30/11/1964: Taí, hoje fazem três meses que aplainei nessa terra, e olha que já aconteceu coisa nesse período. É gozado o modo com que estou reagindo às coisas desde sei lá quando. Enquanto estão ocorrendo, a participação é total, um engajamento absoluto ao presente, mas assim que acabam de ocorrer parece que aquilo foi há um longo tempo, ou algo que alguém me contou de sua experiência própria que me impressionou. Isso é porque, acho, o presente me é tão cheio de novas experiências, de diferentes sensações; e o futuro, o próximo futuro, é uma espécie de esfinge que me propõe o “decifra-me ou o devoro”, mas ligeiramente modificado para “decifra-me ou o ignoro”. Minha energia vital está a toda e a ânsia de viver, de participar no plano sensível e intelectual é inesgotável.
11/12/1964: Na aula do Mr. Ruggles tivemos um lecturer de fora, chefe do departamento de estudos fiscais da ONU – e já viu que eu falei um bocado na aula e depois da dita fui bater um papo com o sujeito, que é a figura escrita do diplomata. Esse aí, se precisar um dia, está garantido que vai se lembrar de mim: é sempre bom acumular uns créditos para o futuro, porque do lado que a bola vier a gente chuta em gol!
15/12/1964: Esse fim de semana concluí mais um paper para Comércio Internacional, dessa vez, The height of the Brazilian tariff level and its protectionist significance. Esse saiu com nove páginas e até que estou satisfeito com o que resultou. É um trabalho modesto sem quaisquer conclusões heroicas (ao contrário do anterior), mas penso ter coligido uma bem estruturada background information.
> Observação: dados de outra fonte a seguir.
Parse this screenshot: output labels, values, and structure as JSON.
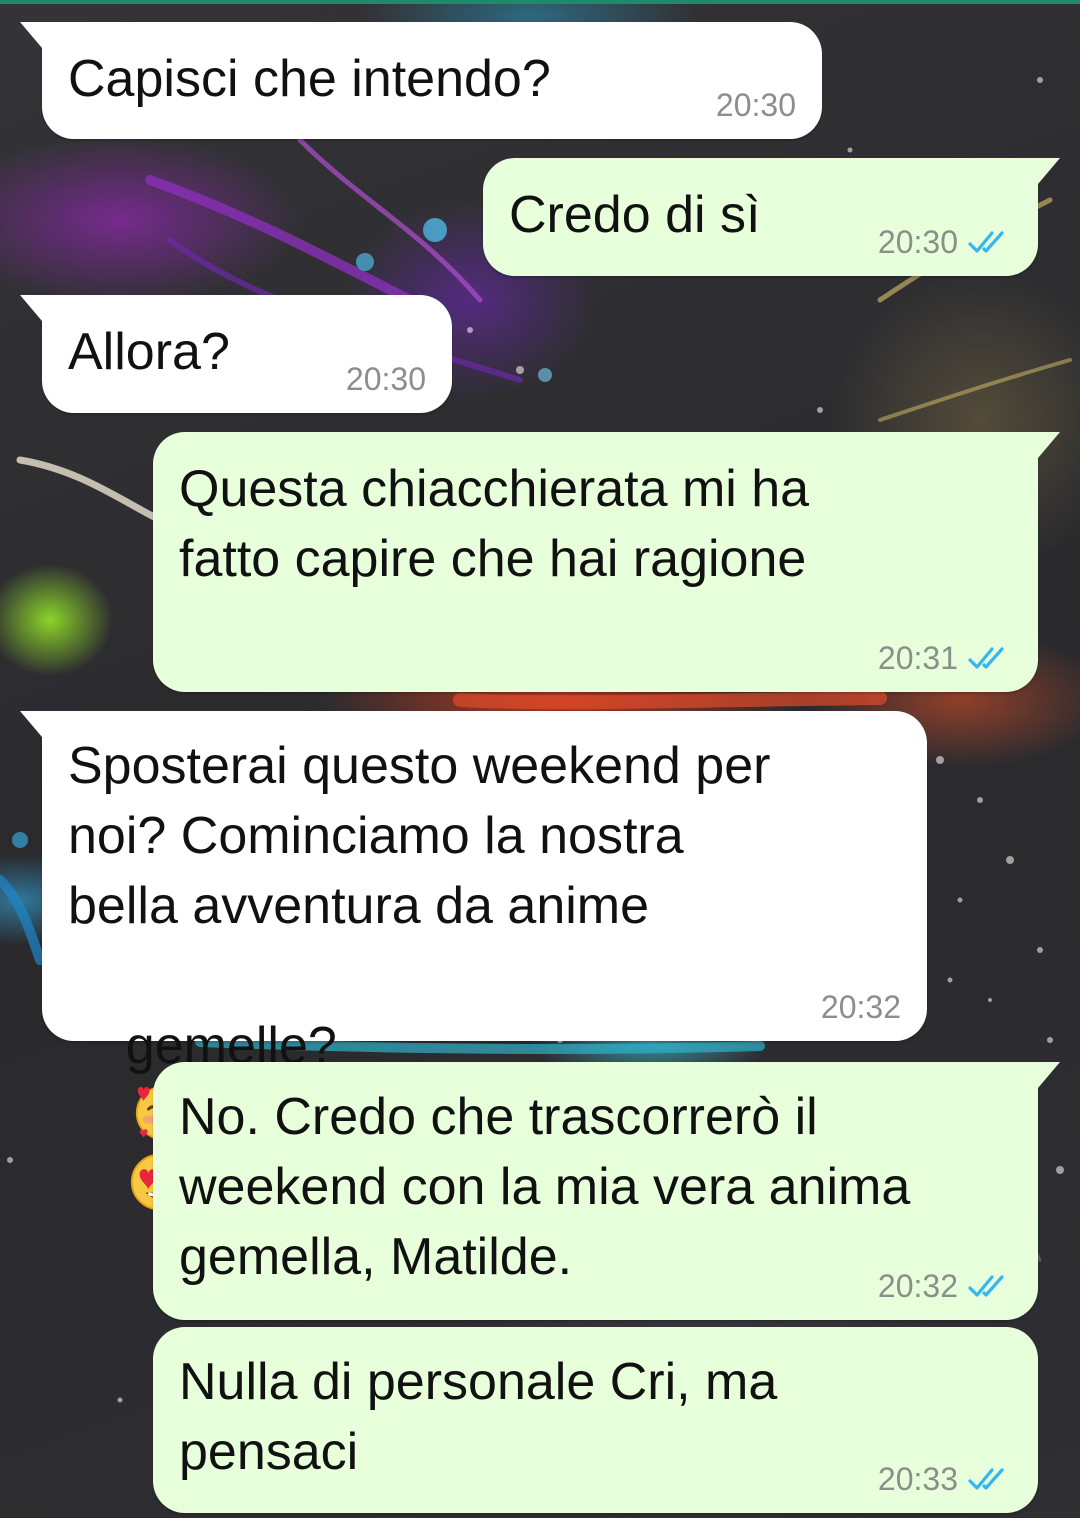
{
  "colors": {
    "incoming_bubble": "#ffffff",
    "outgoing_bubble": "#e7ffdb",
    "timestamp": "#8a8f8a",
    "read_ticks": "#34b7f1"
  },
  "messages": [
    {
      "direction": "incoming",
      "text": "Capisci che intendo?",
      "time": "20:30"
    },
    {
      "direction": "outgoing",
      "text": "Credo di sì",
      "time": "20:30",
      "status": "read-double-check-icon"
    },
    {
      "direction": "incoming",
      "text": "Allora?",
      "time": "20:30"
    },
    {
      "direction": "outgoing",
      "lines": [
        "Questa chiacchierata mi ha",
        "fatto capire che hai ragione"
      ],
      "time": "20:31",
      "status": "read-double-check-icon"
    },
    {
      "direction": "incoming",
      "lines": [
        "Sposterai questo weekend per",
        "noi? Cominciamo la nostra",
        "bella avventura da anime",
        "gemelle?"
      ],
      "emojis": [
        "smiling-face-with-hearts-emoji",
        "heart-eyes-emoji"
      ],
      "time": "20:32"
    },
    {
      "direction": "outgoing",
      "lines": [
        "No. Credo che trascorrerò il",
        "weekend con la mia vera anima",
        "gemella, Matilde."
      ],
      "time": "20:32",
      "status": "read-double-check-icon"
    },
    {
      "direction": "outgoing",
      "lines": [
        "Nulla di personale Cri, ma",
        "pensaci"
      ],
      "time": "20:33",
      "status": "read-double-check-icon"
    }
  ]
}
18/12/1964: Estou de férias desde ontem à tarde, quando entreguei o paper de Comércio Internacional. E quando, de súbito, vi que não tinha que preparar a aula de amanhã foi que me dei conta do estado de estafa em que estou: hoje não posso nem olhar pra livro de Economia. E na hora também deu um vazio danado. Hoje, já me estou reequilibrando, de modo que, como bom economista, tratei de pôr no papel o plano de férias: 19-20: Boston; 21-22: Nova York; 23: telefonema a mamãe; 24: Natal na casa de Mr. e Mrs. Tassi; 25: ISC party; 26-29: Chicago [fui a Washington, DC, na verdade]; 29-4: estudo.
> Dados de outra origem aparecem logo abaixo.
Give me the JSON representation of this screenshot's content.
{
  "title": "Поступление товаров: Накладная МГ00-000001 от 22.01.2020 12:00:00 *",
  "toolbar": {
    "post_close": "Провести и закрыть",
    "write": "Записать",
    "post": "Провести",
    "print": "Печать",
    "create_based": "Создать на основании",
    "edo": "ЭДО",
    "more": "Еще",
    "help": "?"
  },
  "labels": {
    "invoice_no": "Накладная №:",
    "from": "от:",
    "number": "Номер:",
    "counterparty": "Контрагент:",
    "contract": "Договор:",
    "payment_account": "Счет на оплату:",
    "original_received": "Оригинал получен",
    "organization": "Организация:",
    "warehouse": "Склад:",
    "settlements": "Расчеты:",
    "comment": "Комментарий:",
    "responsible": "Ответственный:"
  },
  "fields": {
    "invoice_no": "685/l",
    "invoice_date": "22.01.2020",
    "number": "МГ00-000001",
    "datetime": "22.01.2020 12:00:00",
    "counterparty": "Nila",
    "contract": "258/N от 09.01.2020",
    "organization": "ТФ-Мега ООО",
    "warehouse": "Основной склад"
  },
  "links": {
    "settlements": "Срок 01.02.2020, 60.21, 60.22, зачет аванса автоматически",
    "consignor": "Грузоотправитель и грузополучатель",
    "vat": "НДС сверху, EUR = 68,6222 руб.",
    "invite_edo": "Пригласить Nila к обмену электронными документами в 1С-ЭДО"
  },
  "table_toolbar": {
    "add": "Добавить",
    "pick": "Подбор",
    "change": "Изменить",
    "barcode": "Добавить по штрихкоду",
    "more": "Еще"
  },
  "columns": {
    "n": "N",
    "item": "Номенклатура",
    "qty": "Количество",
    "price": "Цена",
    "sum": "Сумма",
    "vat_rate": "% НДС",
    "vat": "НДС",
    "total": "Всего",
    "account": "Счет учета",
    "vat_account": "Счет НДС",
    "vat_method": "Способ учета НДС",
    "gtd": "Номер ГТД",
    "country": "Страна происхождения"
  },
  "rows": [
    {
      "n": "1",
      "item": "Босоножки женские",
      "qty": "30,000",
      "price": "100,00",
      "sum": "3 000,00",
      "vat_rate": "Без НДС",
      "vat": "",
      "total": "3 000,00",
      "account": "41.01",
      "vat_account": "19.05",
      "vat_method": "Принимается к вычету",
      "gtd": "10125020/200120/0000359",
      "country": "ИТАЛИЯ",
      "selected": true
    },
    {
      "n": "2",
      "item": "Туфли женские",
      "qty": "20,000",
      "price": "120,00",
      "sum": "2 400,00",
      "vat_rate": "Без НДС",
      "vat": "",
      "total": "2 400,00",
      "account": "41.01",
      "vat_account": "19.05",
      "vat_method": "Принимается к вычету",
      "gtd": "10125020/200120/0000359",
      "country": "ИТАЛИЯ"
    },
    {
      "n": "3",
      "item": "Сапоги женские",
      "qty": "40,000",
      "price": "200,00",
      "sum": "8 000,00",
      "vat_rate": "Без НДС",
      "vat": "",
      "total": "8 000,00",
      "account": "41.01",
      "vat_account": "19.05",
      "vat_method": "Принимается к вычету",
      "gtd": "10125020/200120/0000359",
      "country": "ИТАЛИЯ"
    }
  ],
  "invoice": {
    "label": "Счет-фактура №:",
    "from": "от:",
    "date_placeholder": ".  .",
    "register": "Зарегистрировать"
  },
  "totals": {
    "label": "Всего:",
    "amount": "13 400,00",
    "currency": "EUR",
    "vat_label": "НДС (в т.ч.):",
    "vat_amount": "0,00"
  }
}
Só que estou achando que o período de 29 a 4 é insuficiente para um paper para Análise Econômica, prepara um monte de exercícios de Matemática e ler pelo menos umas 300 páginas para Desenvolvimento Econômico. Matemática agora melhorou um pouco, mas de estrangeiro, afora eu e Clóvis, só ficaram dois africanos.
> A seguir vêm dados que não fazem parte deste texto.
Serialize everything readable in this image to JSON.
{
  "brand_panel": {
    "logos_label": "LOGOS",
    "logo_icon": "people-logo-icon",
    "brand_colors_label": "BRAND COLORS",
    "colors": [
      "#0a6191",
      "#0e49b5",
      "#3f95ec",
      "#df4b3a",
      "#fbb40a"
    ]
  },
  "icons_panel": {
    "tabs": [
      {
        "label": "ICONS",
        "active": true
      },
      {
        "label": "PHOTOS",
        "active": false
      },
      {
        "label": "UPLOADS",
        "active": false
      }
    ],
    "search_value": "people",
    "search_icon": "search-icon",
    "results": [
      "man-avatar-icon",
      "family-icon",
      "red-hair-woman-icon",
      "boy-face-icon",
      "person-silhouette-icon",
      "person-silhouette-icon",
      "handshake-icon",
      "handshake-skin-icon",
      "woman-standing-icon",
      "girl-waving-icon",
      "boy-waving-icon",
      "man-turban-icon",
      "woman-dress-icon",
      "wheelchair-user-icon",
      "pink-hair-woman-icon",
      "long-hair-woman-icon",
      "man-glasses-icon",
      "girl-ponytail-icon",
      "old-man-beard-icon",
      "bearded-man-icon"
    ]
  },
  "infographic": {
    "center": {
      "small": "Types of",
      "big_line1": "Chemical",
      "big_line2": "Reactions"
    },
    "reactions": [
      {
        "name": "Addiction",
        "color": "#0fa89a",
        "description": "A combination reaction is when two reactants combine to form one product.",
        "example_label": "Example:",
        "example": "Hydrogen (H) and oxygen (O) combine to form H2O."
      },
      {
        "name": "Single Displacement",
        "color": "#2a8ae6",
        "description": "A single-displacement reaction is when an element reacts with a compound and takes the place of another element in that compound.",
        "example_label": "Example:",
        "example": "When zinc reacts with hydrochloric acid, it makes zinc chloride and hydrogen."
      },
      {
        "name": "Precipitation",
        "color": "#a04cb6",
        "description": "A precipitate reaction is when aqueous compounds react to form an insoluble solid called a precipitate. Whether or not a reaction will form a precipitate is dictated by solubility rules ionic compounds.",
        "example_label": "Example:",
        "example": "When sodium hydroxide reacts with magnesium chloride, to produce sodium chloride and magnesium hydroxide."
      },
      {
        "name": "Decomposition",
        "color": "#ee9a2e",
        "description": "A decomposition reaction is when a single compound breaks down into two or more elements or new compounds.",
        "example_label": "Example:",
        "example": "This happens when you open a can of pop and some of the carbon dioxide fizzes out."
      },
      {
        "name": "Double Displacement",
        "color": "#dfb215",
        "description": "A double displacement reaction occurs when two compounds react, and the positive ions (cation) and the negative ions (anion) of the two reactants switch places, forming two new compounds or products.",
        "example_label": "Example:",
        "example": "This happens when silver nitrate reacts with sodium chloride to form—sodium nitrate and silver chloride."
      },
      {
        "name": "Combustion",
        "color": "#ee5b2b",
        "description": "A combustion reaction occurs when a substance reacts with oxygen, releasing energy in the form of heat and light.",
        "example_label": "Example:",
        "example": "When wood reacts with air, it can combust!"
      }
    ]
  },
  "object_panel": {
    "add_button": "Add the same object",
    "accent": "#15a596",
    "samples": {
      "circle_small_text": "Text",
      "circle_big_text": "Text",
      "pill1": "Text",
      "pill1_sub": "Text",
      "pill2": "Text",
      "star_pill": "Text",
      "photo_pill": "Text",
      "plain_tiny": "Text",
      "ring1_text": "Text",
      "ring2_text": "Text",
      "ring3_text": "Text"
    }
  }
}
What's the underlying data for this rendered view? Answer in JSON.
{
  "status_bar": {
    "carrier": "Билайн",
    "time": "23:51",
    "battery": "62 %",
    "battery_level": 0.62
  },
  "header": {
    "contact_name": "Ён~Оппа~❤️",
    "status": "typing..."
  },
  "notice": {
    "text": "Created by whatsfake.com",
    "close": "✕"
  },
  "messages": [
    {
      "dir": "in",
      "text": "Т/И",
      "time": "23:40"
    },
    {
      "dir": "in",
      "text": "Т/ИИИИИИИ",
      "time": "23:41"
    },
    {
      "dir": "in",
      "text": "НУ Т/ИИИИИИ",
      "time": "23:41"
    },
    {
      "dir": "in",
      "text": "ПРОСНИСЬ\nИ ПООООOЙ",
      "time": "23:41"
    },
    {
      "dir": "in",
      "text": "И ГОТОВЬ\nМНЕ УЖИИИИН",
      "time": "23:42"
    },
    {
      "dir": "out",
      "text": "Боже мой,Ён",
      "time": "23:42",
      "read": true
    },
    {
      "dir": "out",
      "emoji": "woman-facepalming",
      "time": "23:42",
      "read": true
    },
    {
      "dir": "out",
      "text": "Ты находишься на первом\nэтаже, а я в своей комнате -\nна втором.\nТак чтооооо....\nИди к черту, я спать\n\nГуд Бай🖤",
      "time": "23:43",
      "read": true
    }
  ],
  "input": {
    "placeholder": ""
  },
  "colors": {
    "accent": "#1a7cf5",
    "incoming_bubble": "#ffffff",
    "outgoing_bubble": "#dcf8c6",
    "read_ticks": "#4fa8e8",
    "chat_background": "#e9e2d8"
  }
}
Na 4ª. passada fui ao Christmas Party do Economic Club em que mantive contato com um economista francês, ora lecionando em Yale, e que passou o ano passado na Tunísia (dentro do mesmo programa no qual Werner foi ao Brasil). Afora um bate-papo sobre economia tunisiana e um relato das farras do Bourghiba Jr., ele me disse que acha que em dez anos economista sem Ph.D. não tem vez. Mas naturalmente eu poderia escrever a tese no Brasil, que pra passar mais de um ano e meio em New Haven só com vocação pra santo. Ele mesmo disse que qualquer emprego que aparecer, fora daqui, ele está pegando: realmente, pra um cara solteiro, menos novo, isso aqui deve ser fogo.
Aliás, a 4ª. feira foi extremamente intelectualizada. Para o almoço, fui convidado por dois estudantes de graduação em economia ingleses, ao Berkeley College. Aí, discutimos problemas do balanço de pagamentos da Inglaterra e de inflação no Brasil. À noite, chamei um colega indiano pra vir jantar aqui no apartamento. E aí o problema foi naturalmente como implementar o controle da natalidade, com ele me explicando as dificuldades da Índia nesse ponto. Ainda na festa, um bate-papo com um economista da Noruega e um especialista em Islândia – que paradoxo, aqui o problema é como aumentar a população, porque há uma tremenda falta de braços. Naturalmente, o problema tem sua solução facilitada pelas longas noites de inverno…
Bom agora vou voltar ao meu “Rasputin – Santo Demônio”4, que comprei ontem e é uma delícia. E tem que sobrar tempo pra uma entrevista de doze páginas do Martin L. King a uma revista daqui5.
[Intervalo de férias, quando estive em Cambridge, MA, Nova York e Washington, DC. Retorno a NH em 29/12]
Ano novo, vida igual
03/01/1965: Continuo embrulhado com o paper sobre socialismo, que já vi que vai sair uma bomba. Queria terminá-lo hoje, mas também não vai dar, porque esqueci que a biblioteca está fechada de 31/12 até amanhã, e preciso consultar mais uns livros.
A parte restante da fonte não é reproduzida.